# taz.de -- Kommentar Papst in den USA: Missbrauchsfälle
       
       > Bush hat die Gelegenheit des Papst-Besuchs prompt genutzt, um sich selbst
       > als moralisch integeren und streng gläubigen Präsidenten zu inszenieren.
       
       Zum ersten Mal seit vielen Wochen stehen Barack Obama, Hillary Clinton und
       der Wahlkampf in den USA nicht im Fokus des öffentlichen Interesses. Von
       dort hat sie Papst Benedikt XVI verdrängt.

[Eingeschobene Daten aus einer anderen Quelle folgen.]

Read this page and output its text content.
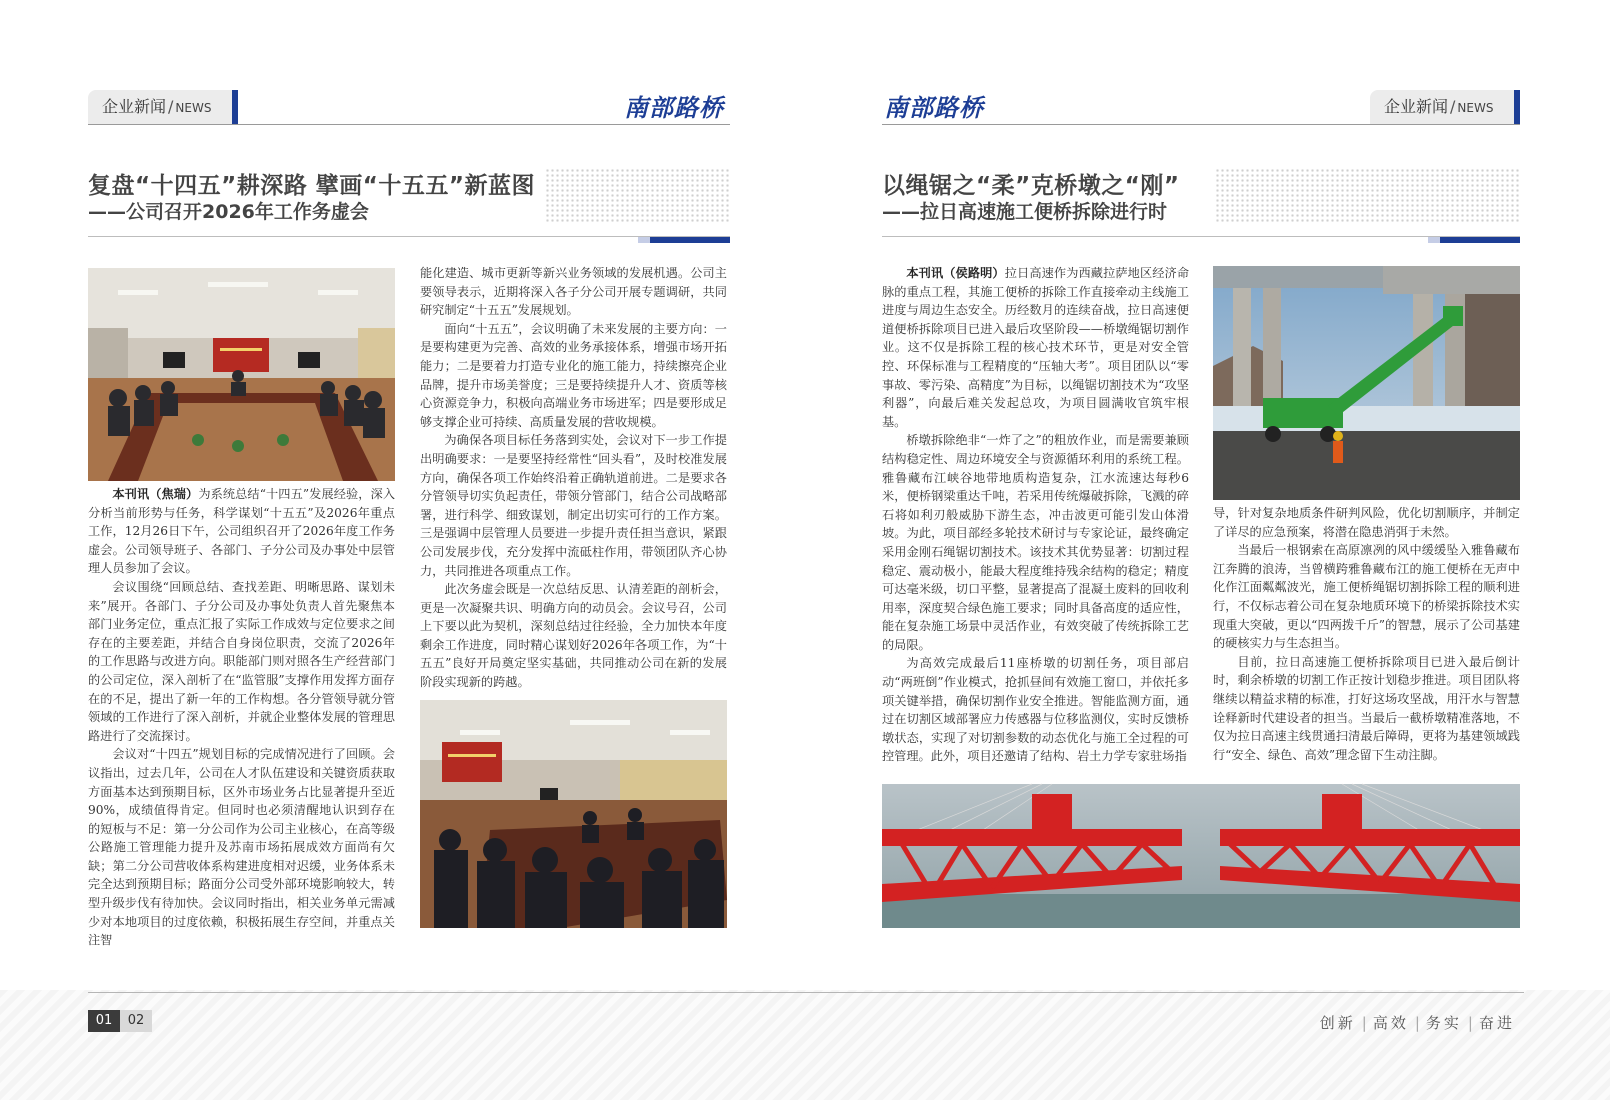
企业新闻 / NEWS	南部路桥
复盘“十四五”耕深路 擘画“十五五”新蓝图
——公司召开2026年工作务虚会

本刊讯（焦瑞）为系统总结“十四五”发展经验，深入分析当前形势与任务，科学谋划“十五五”及2026年重点工作，12月26日下午，公司组织召开了2026年度工作务虚会。公司领导班子、各部门、子分公司及办事处中层管理人员参加了会议。

会议围绕“回顾总结、查找差距、明晰思路、谋划未来”展开。各部门、子分公司及办事处负责人首先聚焦本部门业务定位，重点汇报了实际工作成效与定位要求之间存在的主要差距，并结合自身岗位职责，交流了2026年的工作思路与改进方向。职能部门则对照各生产经营部门的公司定位，深入剖析了在“监管服”支撑作用发挥方面存在的不足，提出了新一年的工作构想。各分管领导就分管领域的工作进行了深入剖析，并就企业整体发展的管理思路进行了交流探讨。

会议对“十四五”规划目标的完成情况进行了回顾。会议指出，过去几年，公司在人才队伍建设和关键资质获取方面基本达到预期目标，区外市场业务占比显著提升至近90%，成绩值得肯定。但同时也必须清醒地认识到存在的短板与不足：第一分公司作为公司主业核心，在高等级公路施工管理能力提升及苏南市场拓展成效方面尚有欠缺；第二分公司营收体系构建进度相对迟缓，业务体系未完全达到预期目标；路面分公司受外部环境影响较大，转型升级步伐有待加快。会议同时指出，相关业务单元需减少对本地项目的过度依赖，积极拓展生存空间，并重点关注智

能化建造、城市更新等新兴业务领域的发展机遇。公司主要领导表示，近期将深入各子分公司开展专题调研，共同研究制定“十五五”发展规划。

面向“十五五”，会议明确了未来发展的主要方向：一是要构建更为完善、高效的业务承接体系，增强市场开拓能力；二是要着力打造专业化的施工能力，持续擦亮企业品牌，提升市场美誉度；三是要持续提升人才、资质等核心资源竞争力，积极向高端业务市场进军；四是要形成足够支撑企业可持续、高质量发展的营收规模。

为确保各项目标任务落到实处，会议对下一步工作提出明确要求：一是要坚持经常性“回头看”，及时校准发展方向，确保各项工作始终沿着正确轨道前进。二是要求各分管领导切实负起责任，带领分管部门，结合公司战略部署，进行科学、细致谋划，制定出切实可行的工作方案。三是强调中层管理人员要进一步提升责任担当意识，紧跟公司发展步伐，充分发挥中流砥柱作用，带领团队齐心协力，共同推进各项重点工作。

此次务虚会既是一次总结反思、认清差距的剖析会，更是一次凝聚共识、明确方向的动员会。会议号召，公司上下要以此为契机，深刻总结过往经验，全力加快本年度剩余工作进度，同时精心谋划好2026年各项工作，为“十五五”良好开局奠定坚实基础，共同推动公司在新的发展阶段实现新的跨越。

南部路桥	企业新闻 / NEWS
以绳锯之“柔”克桥墩之“刚”
——拉日高速施工便桥拆除进行时

本刊讯（侯路明）拉日高速作为西藏拉萨地区经济命脉的重点工程，其施工便桥的拆除工作直接牵动主线施工进度与周边生态安全。历经数月的连续奋战，拉日高速便道便桥拆除项目已进入最后攻坚阶段——桥墩绳锯切割作业。这不仅是拆除工程的核心技术环节，更是对安全管控、环保标准与工程精度的“压轴大考”。项目团队以“零事故、零污染、高精度”为目标，以绳锯切割技术为“攻坚利器”，向最后难关发起总攻，为项目圆满收官筑牢根基。

桥墩拆除绝非“一炸了之”的粗放作业，而是需要兼顾结构稳定性、周边环境安全与资源循环利用的系统工程。雅鲁藏布江峡谷地带地质构造复杂，江水流速达每秒6米，便桥钢梁重达千吨，若采用传统爆破拆除，飞溅的碎石将如利刃般威胁下游生态，冲击波更可能引发山体滑坡。为此，项目部经多轮技术研讨与专家论证，最终确定采用金刚石绳锯切割技术。该技术其优势显著：切割过程稳定、震动极小，能最大程度维持残余结构的稳定；精度可达毫米级，切口平整，显著提高了混凝土废料的回收利用率，深度契合绿色施工要求；同时具备高度的适应性，能在复杂施工场景中灵活作业，有效突破了传统拆除工艺的局限。

为高效完成最后11座桥墩的切割任务，项目部启动“两班倒”作业模式，抢抓昼间有效施工窗口，并依托多项关键举措，确保切割作业安全推进。智能监测方面，通过在切割区域部署应力传感器与位移监测仪，实时反馈桥墩状态，实现了对切割参数的动态优化与施工全过程的可控管理。此外，项目还邀请了结构、岩土力学专家驻场指

导，针对复杂地质条件研判风险，优化切割顺序，并制定了详尽的应急预案，将潜在隐患消弭于未然。

当最后一根钢索在高原凛冽的风中缓缓坠入雅鲁藏布江奔腾的浪涛，当曾横跨雅鲁藏布江的施工便桥在无声中化作江面粼粼波光，施工便桥绳锯切割拆除工程的顺利进行，不仅标志着公司在复杂地质环境下的桥梁拆除技术实现重大突破，更以“四两拨千斤”的智慧，展示了公司基建的硬核实力与生态担当。

目前，拉日高速施工便桥拆除项目已进入最后倒计时，剩余桥墩的切割工作正按计划稳步推进。项目团队将继续以精益求精的标准，打好这场攻坚战，用汗水与智慧诠释新时代建设者的担当。当最后一截桥墩精准落地，不仅为拉日高速主线贯通扫清最后障碍，更将为基建领域践行“安全、绿色、高效”理念留下生动注脚。

01	02	创新 | 高效 | 务实 | 奋进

Für rund 65 Millionen
       US-Katholiken in den USA ist sein sechstägiger Besuch eine lang ersehnte
       Chance zur Heilung - oder für eine endgültige Abwendung. Denn egal, was der
       Papst auch sonst so ansprechen mag: Das gigantische Ausmaß der landesweiten
       Pädophilenskandale wird diesen Besuch bestimmen. Wird Ratzinger sie
       zumindest gebührend ansprechen? Oder gar Konsequenzen ziehen, indem er
       einige Bischöfe, die mehr mit Vertuschungen als Aufklärung beschäftigt
       waren, abstraft? Daran wird sich viel entscheiden.
       
       Sein telegener Vorgänger, Karel Wojtila, Johannes Paul II, war ein Star in
       den USA. Gleichwohl halten es viele US-Katholiken für den größten Fehler
       seines Pontifikats, dass er die Missbrauchsskandale schnell unter den
       Teppich kehrte. Der sprödere Ratzinger gilt in Washington als "Enforcer",
       als einer, der streng über die Sitten wacht. Demensprechend groß ist die
       Erwartung. Zwar hat sich der Papst bereits im Flugzeug nach Washington für
       die Missbrauchsfälle entschuldigt - doch das wird nicht reichen, wenn er
       überzeugen und versöhnen will. Und die katholische Kirche verliert in den
       USA, als einzige große Kirche, Gläubige.
       
       Und die Politik? Religion gehört in den USA zum öffentlichen
       Charakter-Portfolio. Kein Wunder, dass Präsident George W. Bush sich
       bequemte, den Papst am Flughafen abzuholen. Für Bush ist Papst Benedikt
       eine willkommene Lichtgestalt, die das Dunkel seiner verfehlten
       Präsidentschaft für einen Augenblick etwas aufhellt. Bush hat die
       Gelegenheit genutzt, um sich selbst als moral integeren und streng
       gläubigen Präsidenten zu inszenieren. Für diesen Imagegewinn geht er als
       protestantischer Fundamentalist auch auf den Papst zu. Denn damit lässt
       sich nebenbei ein bisschen Wahlkampf für die Republikaner machen.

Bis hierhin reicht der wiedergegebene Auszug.